When they treated their model with anti-IL-6R Ab, the results indicated a marked inhibition of tumor progression, providing insight and hope for clinical applications. The data prominently illustrated, "Anti-IL-6R Ab could inhibit PM of GC by the blockade of IL-6 secreted by CAFs, which suggests its therapeutic potential for PM of gastric cancer,” reinforcing the role of IL-6 as a therapeutic target.

This findings point to the possibility of combining anti-IL-6R Ab with standard chemotherapy regimens, potentially overcoming the resistance commonly seen with conventional treatments. Yet, the study does urge caution, noting the need for more extensive clinical trials to validate these findings, particularly concerning the parallel effectiveness of therapies without CAF involvement.

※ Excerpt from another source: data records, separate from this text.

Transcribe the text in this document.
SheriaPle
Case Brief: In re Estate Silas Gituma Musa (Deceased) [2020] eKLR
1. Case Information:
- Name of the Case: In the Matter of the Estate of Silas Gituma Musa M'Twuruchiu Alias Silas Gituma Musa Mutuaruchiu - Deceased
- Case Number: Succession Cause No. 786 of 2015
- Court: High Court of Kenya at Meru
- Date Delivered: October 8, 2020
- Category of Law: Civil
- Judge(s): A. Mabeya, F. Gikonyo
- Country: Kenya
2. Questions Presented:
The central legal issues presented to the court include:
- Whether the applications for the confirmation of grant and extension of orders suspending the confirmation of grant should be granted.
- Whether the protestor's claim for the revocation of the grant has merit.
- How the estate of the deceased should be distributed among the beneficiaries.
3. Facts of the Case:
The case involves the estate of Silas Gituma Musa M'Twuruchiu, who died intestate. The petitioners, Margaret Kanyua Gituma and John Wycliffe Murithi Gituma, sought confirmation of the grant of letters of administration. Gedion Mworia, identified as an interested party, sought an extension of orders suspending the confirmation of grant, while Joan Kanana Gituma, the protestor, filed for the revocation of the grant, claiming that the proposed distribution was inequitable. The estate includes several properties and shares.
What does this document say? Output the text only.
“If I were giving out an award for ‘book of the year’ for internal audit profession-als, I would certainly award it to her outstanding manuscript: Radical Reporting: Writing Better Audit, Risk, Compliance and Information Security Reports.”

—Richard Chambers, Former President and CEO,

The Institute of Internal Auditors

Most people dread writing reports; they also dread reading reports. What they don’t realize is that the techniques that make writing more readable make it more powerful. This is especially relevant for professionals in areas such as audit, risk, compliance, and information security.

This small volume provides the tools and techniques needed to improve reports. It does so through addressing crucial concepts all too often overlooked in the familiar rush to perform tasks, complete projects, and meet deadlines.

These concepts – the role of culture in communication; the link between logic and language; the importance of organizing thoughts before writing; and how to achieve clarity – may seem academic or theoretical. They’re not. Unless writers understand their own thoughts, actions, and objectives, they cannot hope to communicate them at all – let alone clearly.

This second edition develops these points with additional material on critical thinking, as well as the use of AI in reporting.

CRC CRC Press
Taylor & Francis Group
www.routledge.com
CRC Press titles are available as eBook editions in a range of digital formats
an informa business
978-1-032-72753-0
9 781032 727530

Overall, this research opens the door to new avenues for treating gastric cancer, especially those patients with PM, by targeting specific mechanisms within the TME. It highlights IL-6 as not only a marker for prognosis but as a probable pivot for therapeutic intervention. Future research could potentially lead to improved outcomes for patients suffering from this difficult-to-treat disease.